California has passed a strict new law on vaccine opt-outs that has both parents and doctors disagreeing with its content.
Christina Favuzzi, reporting for KSBY-TV, writes that Senate Bill 277, which went into effect on July 1, mandates that parents will no longer be allowed to opt out of vaccinating their children because of personal or religious reasons.
Now, before a child can be enrolled in a new school or by the time a youngster is beginning the seventh grade, students must be vaccinated.
Pediatrician Dr. Rene Bravo of San Luis Obispo admits that he supports vaccinations, but he still is ambivalent about the new legislation.
"The downside I see sometimes is the loss of individual choice in the matter," Dr. Bravo said. "I think that there's a great degree of ethical and personal controversy involved with imposing these things on people but I understand why this law came into effect."

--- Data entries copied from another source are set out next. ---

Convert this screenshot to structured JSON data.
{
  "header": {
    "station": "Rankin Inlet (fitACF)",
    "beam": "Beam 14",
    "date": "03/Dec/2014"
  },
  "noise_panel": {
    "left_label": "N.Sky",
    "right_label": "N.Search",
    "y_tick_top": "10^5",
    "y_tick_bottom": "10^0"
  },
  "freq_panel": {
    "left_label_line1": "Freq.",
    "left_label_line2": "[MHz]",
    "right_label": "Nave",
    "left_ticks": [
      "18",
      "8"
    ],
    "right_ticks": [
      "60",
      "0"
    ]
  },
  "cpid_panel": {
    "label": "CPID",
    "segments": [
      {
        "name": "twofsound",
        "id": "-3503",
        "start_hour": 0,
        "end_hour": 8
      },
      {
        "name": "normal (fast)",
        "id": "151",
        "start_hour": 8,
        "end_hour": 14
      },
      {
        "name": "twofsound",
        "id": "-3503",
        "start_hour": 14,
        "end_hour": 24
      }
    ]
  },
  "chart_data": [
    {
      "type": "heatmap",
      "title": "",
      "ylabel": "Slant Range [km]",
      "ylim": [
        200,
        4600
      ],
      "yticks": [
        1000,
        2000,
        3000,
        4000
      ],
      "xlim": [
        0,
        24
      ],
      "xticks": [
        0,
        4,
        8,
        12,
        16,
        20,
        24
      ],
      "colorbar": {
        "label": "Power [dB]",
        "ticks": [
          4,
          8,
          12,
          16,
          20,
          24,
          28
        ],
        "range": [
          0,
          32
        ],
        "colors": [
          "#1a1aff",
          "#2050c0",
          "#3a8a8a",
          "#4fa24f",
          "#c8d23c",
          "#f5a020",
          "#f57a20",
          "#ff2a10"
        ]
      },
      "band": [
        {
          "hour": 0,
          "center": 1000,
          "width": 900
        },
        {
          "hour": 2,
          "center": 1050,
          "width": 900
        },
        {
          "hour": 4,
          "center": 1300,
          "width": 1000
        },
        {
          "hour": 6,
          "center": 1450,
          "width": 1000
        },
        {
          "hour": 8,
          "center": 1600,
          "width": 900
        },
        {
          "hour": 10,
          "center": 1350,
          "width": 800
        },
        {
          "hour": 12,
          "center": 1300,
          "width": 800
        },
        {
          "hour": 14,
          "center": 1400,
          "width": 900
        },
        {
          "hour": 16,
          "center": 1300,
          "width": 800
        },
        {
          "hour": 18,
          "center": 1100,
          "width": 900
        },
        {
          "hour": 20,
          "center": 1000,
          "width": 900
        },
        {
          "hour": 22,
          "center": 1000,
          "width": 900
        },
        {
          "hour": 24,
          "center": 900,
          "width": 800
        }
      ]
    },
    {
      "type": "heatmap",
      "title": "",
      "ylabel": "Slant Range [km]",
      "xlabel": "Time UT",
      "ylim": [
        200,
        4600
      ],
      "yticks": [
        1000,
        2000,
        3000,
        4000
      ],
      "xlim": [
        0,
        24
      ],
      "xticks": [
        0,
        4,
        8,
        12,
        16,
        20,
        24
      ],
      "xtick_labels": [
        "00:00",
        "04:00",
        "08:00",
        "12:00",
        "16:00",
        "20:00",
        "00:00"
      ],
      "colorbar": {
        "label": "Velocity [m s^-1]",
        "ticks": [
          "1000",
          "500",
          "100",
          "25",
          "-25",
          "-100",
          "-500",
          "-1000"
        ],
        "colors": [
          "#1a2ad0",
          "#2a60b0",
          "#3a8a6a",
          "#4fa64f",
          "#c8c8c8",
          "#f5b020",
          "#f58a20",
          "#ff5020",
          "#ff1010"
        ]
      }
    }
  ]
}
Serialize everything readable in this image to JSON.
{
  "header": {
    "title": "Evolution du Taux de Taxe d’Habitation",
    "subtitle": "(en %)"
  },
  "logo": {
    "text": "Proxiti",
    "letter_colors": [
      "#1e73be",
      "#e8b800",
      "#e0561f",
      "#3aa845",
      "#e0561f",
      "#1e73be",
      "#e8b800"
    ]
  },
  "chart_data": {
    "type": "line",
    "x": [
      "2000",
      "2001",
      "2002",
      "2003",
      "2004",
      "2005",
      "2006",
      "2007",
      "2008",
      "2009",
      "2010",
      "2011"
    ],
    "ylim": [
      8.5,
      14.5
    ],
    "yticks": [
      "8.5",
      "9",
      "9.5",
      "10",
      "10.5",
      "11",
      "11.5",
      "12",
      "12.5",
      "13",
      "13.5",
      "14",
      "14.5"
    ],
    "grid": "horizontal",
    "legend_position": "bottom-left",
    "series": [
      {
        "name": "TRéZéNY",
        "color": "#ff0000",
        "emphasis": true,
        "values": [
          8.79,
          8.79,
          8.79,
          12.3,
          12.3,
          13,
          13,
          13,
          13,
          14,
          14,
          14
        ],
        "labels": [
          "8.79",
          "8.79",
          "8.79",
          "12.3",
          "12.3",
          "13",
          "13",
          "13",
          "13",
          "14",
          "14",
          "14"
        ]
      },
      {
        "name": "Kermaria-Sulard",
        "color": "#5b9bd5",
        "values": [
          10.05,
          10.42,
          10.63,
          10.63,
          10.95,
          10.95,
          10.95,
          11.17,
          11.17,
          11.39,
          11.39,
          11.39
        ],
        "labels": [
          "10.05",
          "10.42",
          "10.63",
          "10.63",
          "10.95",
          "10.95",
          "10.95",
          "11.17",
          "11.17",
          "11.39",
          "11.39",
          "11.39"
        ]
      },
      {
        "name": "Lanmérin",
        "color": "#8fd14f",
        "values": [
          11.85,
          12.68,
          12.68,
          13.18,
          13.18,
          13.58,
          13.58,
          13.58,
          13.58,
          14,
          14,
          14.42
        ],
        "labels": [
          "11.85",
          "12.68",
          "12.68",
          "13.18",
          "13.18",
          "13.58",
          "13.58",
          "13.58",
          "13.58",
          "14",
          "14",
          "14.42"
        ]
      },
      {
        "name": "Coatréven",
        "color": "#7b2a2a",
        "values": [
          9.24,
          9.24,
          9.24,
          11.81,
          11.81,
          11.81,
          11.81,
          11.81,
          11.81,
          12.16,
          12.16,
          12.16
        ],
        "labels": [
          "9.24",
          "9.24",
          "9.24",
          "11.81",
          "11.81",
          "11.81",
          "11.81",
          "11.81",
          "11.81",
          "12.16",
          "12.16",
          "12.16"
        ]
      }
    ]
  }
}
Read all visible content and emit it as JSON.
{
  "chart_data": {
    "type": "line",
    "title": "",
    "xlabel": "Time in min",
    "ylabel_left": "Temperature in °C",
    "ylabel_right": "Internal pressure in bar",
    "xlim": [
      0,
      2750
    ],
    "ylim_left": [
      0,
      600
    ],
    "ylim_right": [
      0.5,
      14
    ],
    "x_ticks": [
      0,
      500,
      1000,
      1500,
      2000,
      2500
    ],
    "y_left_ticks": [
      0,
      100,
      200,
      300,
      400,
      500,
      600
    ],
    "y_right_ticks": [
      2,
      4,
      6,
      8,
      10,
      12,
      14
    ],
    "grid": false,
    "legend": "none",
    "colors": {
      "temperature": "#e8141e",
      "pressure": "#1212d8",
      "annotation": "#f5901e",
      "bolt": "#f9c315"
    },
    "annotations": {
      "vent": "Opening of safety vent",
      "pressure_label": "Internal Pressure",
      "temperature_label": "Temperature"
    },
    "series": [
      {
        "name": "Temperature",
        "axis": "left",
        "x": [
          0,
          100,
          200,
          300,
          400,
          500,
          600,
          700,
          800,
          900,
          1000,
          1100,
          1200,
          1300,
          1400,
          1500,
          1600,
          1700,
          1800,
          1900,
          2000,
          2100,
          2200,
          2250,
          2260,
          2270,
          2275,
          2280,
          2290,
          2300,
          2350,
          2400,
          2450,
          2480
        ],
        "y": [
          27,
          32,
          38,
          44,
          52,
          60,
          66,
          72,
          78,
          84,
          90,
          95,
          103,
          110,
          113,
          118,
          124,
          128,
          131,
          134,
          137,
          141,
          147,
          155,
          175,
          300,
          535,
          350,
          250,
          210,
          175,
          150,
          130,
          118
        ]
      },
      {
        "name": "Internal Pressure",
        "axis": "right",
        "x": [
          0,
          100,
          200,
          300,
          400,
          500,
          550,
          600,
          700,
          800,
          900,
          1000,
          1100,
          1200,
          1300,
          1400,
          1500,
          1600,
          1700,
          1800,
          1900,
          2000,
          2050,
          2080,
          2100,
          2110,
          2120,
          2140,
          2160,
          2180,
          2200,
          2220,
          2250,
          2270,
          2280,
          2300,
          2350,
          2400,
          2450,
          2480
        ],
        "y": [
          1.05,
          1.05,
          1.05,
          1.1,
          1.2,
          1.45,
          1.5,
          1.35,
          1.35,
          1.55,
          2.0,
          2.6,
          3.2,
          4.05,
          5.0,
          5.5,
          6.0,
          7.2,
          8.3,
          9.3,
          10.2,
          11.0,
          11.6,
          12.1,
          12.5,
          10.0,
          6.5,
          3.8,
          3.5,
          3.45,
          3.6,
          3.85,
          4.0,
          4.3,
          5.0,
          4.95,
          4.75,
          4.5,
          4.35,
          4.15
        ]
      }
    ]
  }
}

The law will not allow a simple note from a doctor to be used as an excuse for not being immunized. To be exempted from the shots, children must have had reactions or medical conditions that have been diagnosed by a physician and would preclude them from taking the vaccine.
Children in California who go to public schools, private schools, or daycare centers must receive ten immunizations given in a well-defined course of administration.
Breanne Burkard of Grover Beach has four- and two-year-old boys who are on modified vaccine schedules. She says she may choose to homeschool her two young ones.
Opponents have already filed a suit in US District Court in San Diego to have the law overturned. Six parents and four advocacy groups argue that the law is in violation of the state's constitution that guarantees a public education for all children. The suit also claims that the law infringes on the US constitutional rights to equal protection and due process, among other rights.
KPCC Public Radio's Paul Glickman reports that the plaintiffs are seeking a temporary restraining order to block the law while the case is arbitrated. The suit names the California Department of Public Health and the California Department of Education as defendants.
The bill was introduced last year after the outbreak of measles in December 2014 at the Disney parks in Anaheim. It was found that a number of those who became infected had not been immunized.
The authors of the bill emphasized the need to achieve "herd immunity," which is the point where a high enough level of the population has been vaccinated to protect everyone, including those who could not be vaccinated based on medical reasons.
According to Kevin Oliver of KCRA-TV, at a protest outside the capitol, Kimberly McCauley, a member of A Voice for Choice, said:
"A lot of parents are not in the position that they can just home-school, single families, parents that don't speak English, families with two incomes and they just can't afford to lose an income? What are they supposed to do? Move out of the state?
Vaccine News and Natural News declare that vaccines are dangerous to humans and should be avoided. Many California parents have vowed noncompliance and others have said they would leave the state.